Disclaimer - The following article is reposted here because it is an issue with some relevance to the IWW. The views of the author do not necessarily agree with those of the IWW and vice versa.

By Public Advocates - Street Spirit, February 2006

Rejecting arguments by the Metropolitan Transportation Commission (MTC), Judge Elizabeth Laporte of the U.S. District Court ruled on December 20 that a civil rights lawsuit by East Bay bus riders challenging racial discrimination in MTC' s allocation of Bay Area transit funds will proceed.

The class action lawsuit, filed April 19 on behalf of AC Transit bus riders of color, asserts that MTC discriminates against poor transit riders of color by maintaining "separate and unequal" transit systems: an expanding state-of-the-art rail system, Caltrain and BART, for disproportionately white and affluent passengers and a shrinking bus system, AC Transit, for low-income people of color.

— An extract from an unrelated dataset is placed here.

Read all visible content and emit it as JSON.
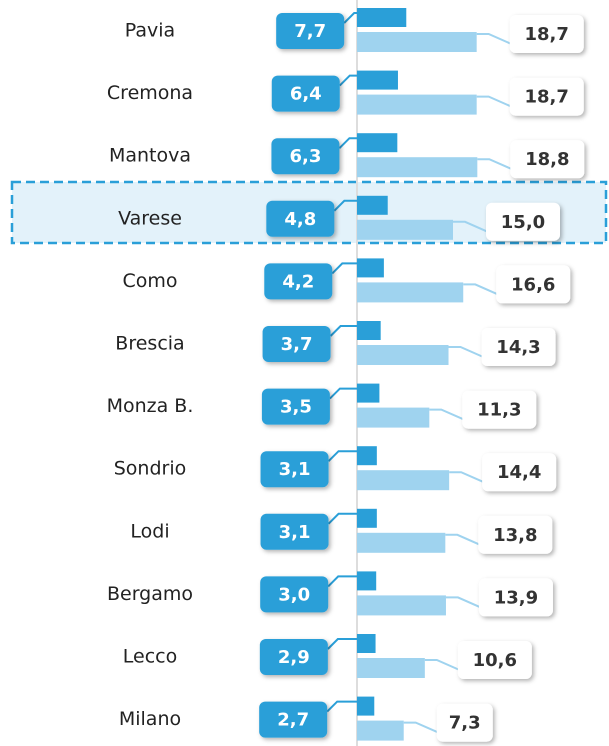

The Court's ruling rebuffs MTC's eight-month-long legal campaign to deny East Bay minority bus riders their day in court on technical grounds.

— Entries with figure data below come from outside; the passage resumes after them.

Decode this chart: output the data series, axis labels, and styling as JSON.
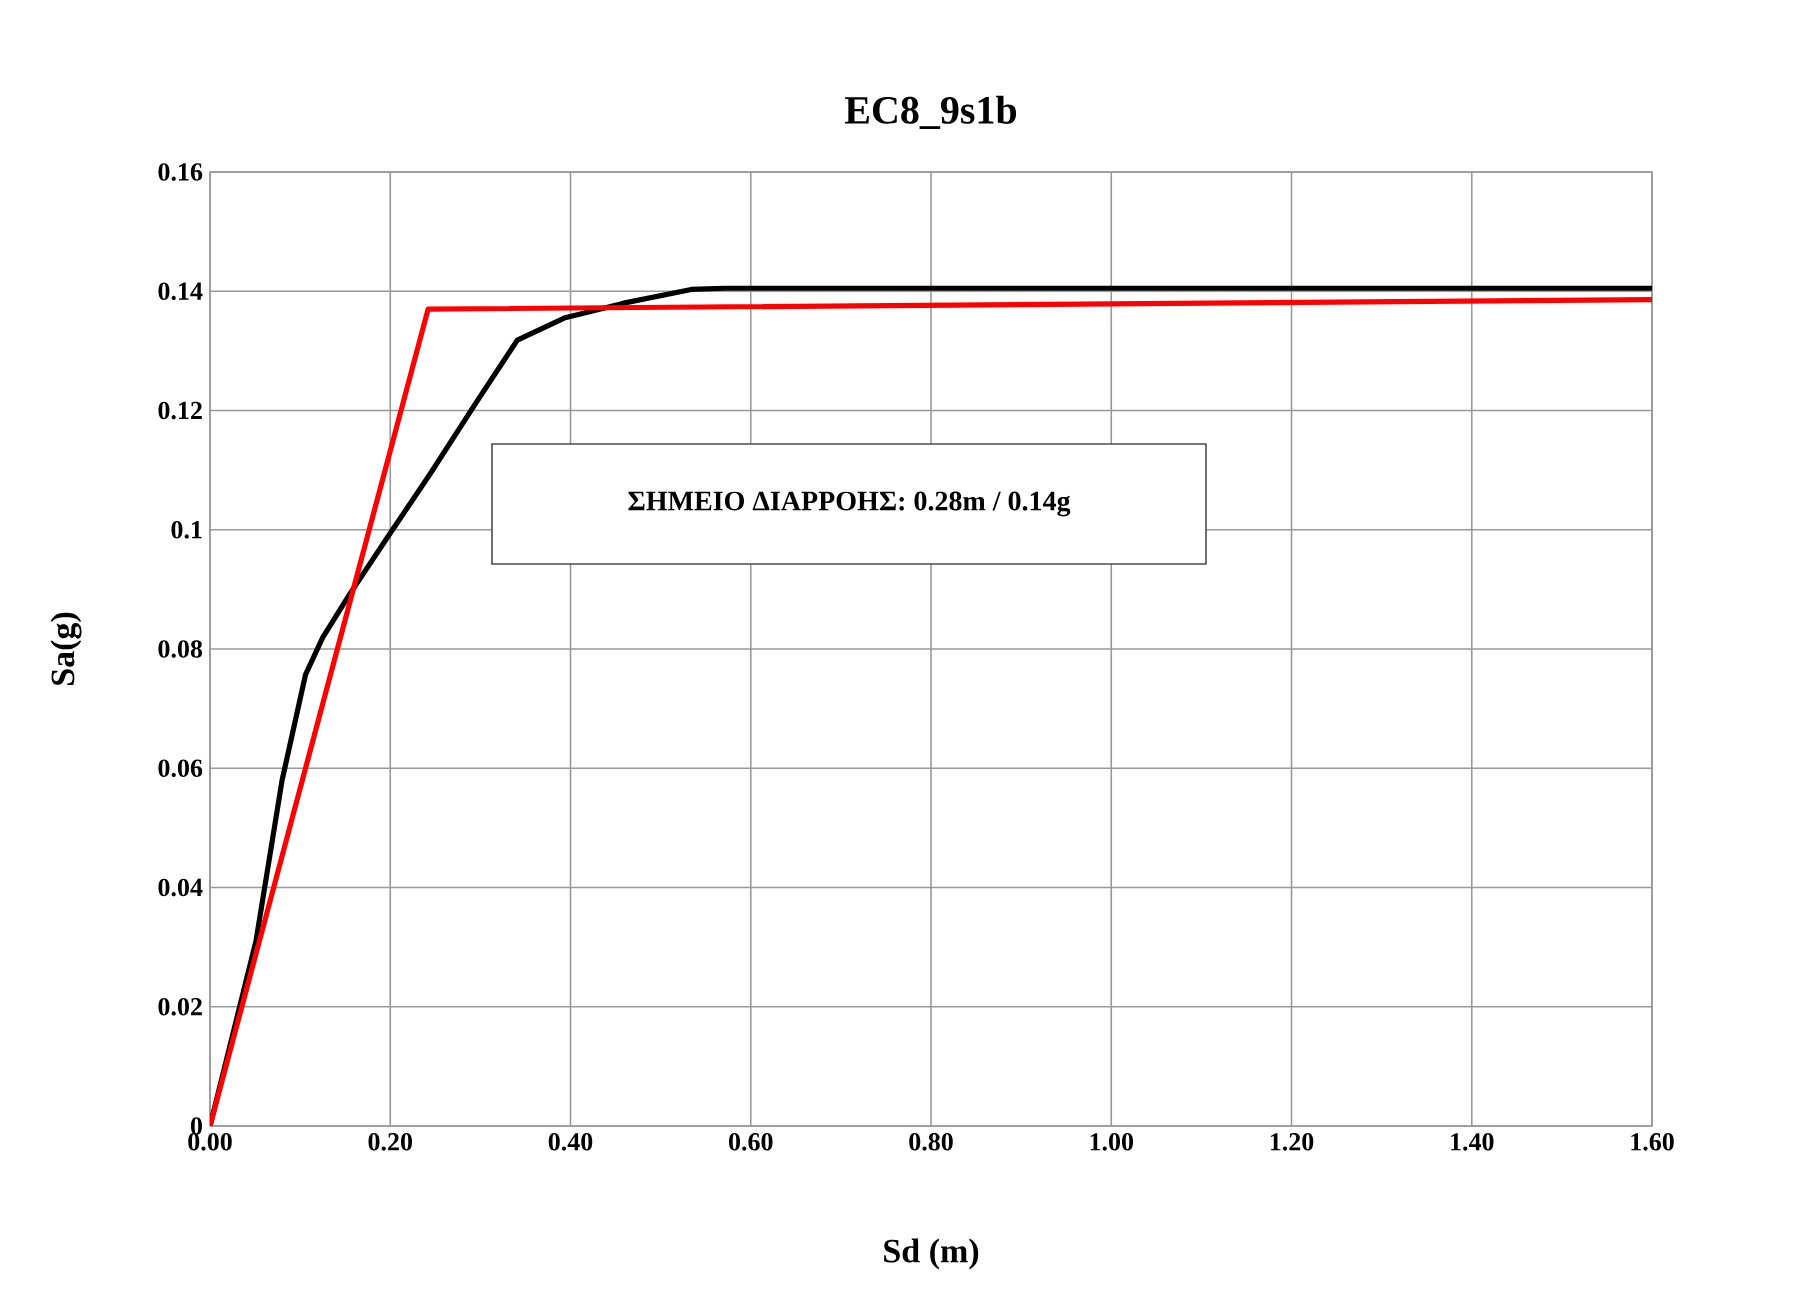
{
  "chart_data": {
    "type": "line",
    "title": "EC8_9s1b",
    "xlabel": "Sd (m)",
    "ylabel": "Sa(g)",
    "annotations": [
      "ΣΗΜΕΙΟ ΔΙΑΡΡΟΗΣ: 0.28m / 0.14g"
    ],
    "xlim": [
      0,
      1.6
    ],
    "ylim": [
      0,
      0.16
    ],
    "xticks": [
      {
        "value": 0,
        "label": "0.00"
      },
      {
        "value": 0.2,
        "label": "0.20"
      },
      {
        "value": 0.4,
        "label": "0.40"
      },
      {
        "value": 0.6,
        "label": "0.60"
      },
      {
        "value": 0.8,
        "label": "0.80"
      },
      {
        "value": 1.0,
        "label": "1.00"
      },
      {
        "value": 1.2,
        "label": "1.20"
      },
      {
        "value": 1.4,
        "label": "1.40"
      },
      {
        "value": 1.6,
        "label": "1.60"
      }
    ],
    "yticks": [
      0,
      0.02,
      0.04,
      0.06,
      0.08,
      0.1,
      0.12,
      0.14,
      0.16
    ],
    "grid": true,
    "marker": "none",
    "line_style": "solid",
    "series": [
      {
        "color": "#000000",
        "x": [
          0,
          0.051,
          0.08,
          0.106,
          0.125,
          0.155,
          0.199,
          0.244,
          0.296,
          0.341,
          0.393,
          0.459,
          0.534,
          0.571,
          1.6
        ],
        "values": [
          0,
          0.031,
          0.058,
          0.0757,
          0.0819,
          0.0892,
          0.0992,
          0.1093,
          0.1215,
          0.1318,
          0.1355,
          0.138,
          0.1403,
          0.1405,
          0.1405
        ]
      },
      {
        "color": "#ff0000",
        "x": [
          0,
          0.242,
          1.6
        ],
        "values": [
          0,
          0.137,
          0.1386
        ]
      }
    ]
  }
}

MTC, the agency that allocates more than $1 billion a year in Bay Area public transportation funds, did not dispute allegations that AC Transit riders receive a public subsidy of only $2.78 per trip, while BART passengers receive more than double that subsidy ($6.14) and Caltrain passengers nearly five times more ($13.79).

Instead, MTC argued that the bus riders left stranded by its discriminatory under-funding of AC Transit did not have "standing" to sue MTC in federal court.

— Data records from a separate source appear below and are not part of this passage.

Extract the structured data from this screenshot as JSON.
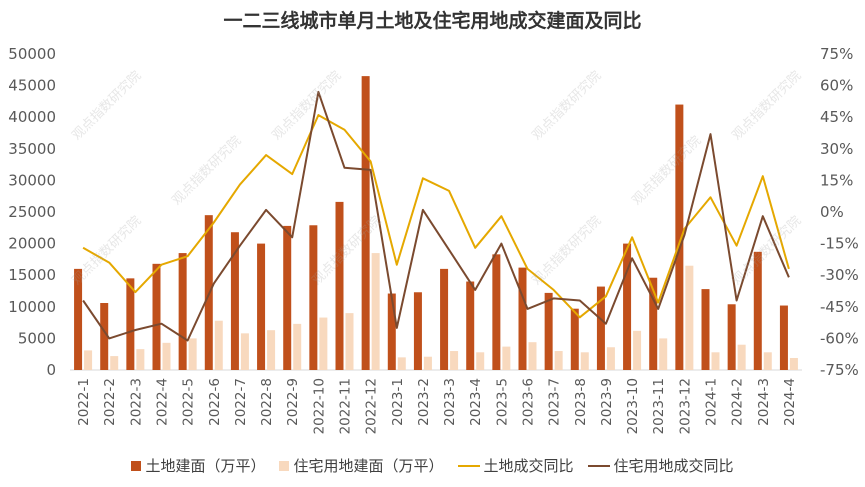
{
  "chart_data": {
    "type": "bar",
    "title": "一二三线城市单月土地及住宅用地成交建面及同比",
    "categories": [
      "2022-1",
      "2022-2",
      "2022-3",
      "2022-4",
      "2022-5",
      "2022-6",
      "2022-7",
      "2022-8",
      "2022-9",
      "2022-10",
      "2022-11",
      "2022-12",
      "2023-1",
      "2023-2",
      "2023-3",
      "2023-4",
      "2023-5",
      "2023-6",
      "2023-7",
      "2023-8",
      "2023-9",
      "2023-10",
      "2023-11",
      "2023-12",
      "2024-1",
      "2024-2",
      "2024-3",
      "2024-4"
    ],
    "y_left": {
      "ylim": [
        0,
        50000
      ],
      "ticks": [
        "0",
        "5000",
        "10000",
        "15000",
        "20000",
        "25000",
        "30000",
        "35000",
        "40000",
        "45000",
        "50000"
      ]
    },
    "y_right": {
      "ylim": [
        -75,
        75
      ],
      "ticks": [
        "-75%",
        "-60%",
        "-45%",
        "-30%",
        "-15%",
        "0%",
        "15%",
        "30%",
        "45%",
        "60%",
        "75%"
      ]
    },
    "series": [
      {
        "name": "土地建面（万平）",
        "type": "bar",
        "axis": "left",
        "color": "#C0501B",
        "values": [
          16000,
          10600,
          14500,
          16800,
          18500,
          24500,
          21800,
          20000,
          22800,
          22900,
          26600,
          46500,
          12100,
          12300,
          16000,
          14000,
          18300,
          16200,
          12200,
          9700,
          13200,
          20000,
          14600,
          42000,
          12800,
          10400,
          18700,
          10200
        ]
      },
      {
        "name": "住宅用地建面（万平）",
        "type": "bar",
        "axis": "left",
        "color": "#F8D9BE",
        "values": [
          3100,
          2200,
          3300,
          4300,
          5000,
          7800,
          5800,
          6300,
          7300,
          8300,
          9000,
          18500,
          2000,
          2100,
          3000,
          2800,
          3700,
          4400,
          3000,
          2800,
          3600,
          6200,
          5000,
          16500,
          2800,
          4000,
          2800,
          1900
        ]
      },
      {
        "name": "土地成交同比",
        "type": "line",
        "axis": "right",
        "color": "#E5A800",
        "values": [
          -17,
          -24,
          -38,
          -25,
          -21,
          -5,
          13,
          27,
          18,
          46,
          39,
          24,
          -25,
          16,
          10,
          -17,
          -2,
          -27,
          -37,
          -50,
          -40,
          -12,
          -43,
          -8,
          7,
          -16,
          17,
          -27
        ]
      },
      {
        "name": "住宅用地成交同比",
        "type": "line",
        "axis": "right",
        "color": "#7B4A2F",
        "values": [
          -42,
          -60,
          -56,
          -53,
          -61,
          -34,
          -16,
          1,
          -12,
          57,
          21,
          20,
          -55,
          1,
          -18,
          -37,
          -15,
          -46,
          -41,
          -42,
          -53,
          -22,
          -46,
          -11,
          37,
          -42,
          -2,
          -31
        ]
      }
    ]
  },
  "watermark_text": "观点指数研究院"
}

This marked MTC's second effort to have the case thrown out of court. In an unorthodox procedure, MTC in effect asked the Court to decide disputed factual questions without a trial. The Court refused to circumvent proper procedure, requiring that factual disputes be resolved at trial, and only after MTC has provided the plaintiffs with all relevant information and documents in the discovery process.

MTC's unsuccessful efforts to have the case dismissed on procedural grounds coincided with nationwide observances of the passing of Rosa Parks, whose refusal to submit to second-class treatment in public transportation sparked the Montgomery Bus Boycott 50 years ago. The ridership of the bus system Rosa Parks used in Montgomery, Alabama, was 75 percent African-American, while 80 percent of AC Transit bus riders are people of color.

Judge Laporte's decision also coincided with rising public outrage over the longstanding inequities the lawsuit challenges. In an op-ed piece decrying MTC's discriminatory funding in the San Francisco Chronicle last June, Rep. Barbara Lee asserted that, "Fifty years after the Montgomery Bus Boycott, mass-transit bus service unfortunately remains a symbol of inequality in our society."

The Oakland City Council unanimously approved a resolution on November 1 calling on MTC to assure equitable funding for East Bay transit riders. The resolution, similar to one adopted by the Berkeley City Council in July, notes that funding decisions by MTC have left AC Transit bus riders with lower per-passenger subsidies, and lower levels of service, than predominantly white riders of Caltrain and BART.

Bay Area elected officials have spoken out against MTC's inequitable funding practices. A letter authored in September by Assemblywoman Loni Hancock, and co-signed by California State Senate President Pro Tem Don Perata, U.S. Representatives Barbara Lee and George Miller, Alameda Country Supervisor Keith Carson, and others, urged MTC "to make use of its extensive authority... to ensure that each transit passenger, regardless of income or ethnicity, receives an equitable subsidy of public dollars and equal access to vital transit services."

The lawsuit will now proceed into the discovery phase, in which MTC is expected to turn over some 60,000 pages of internal documents.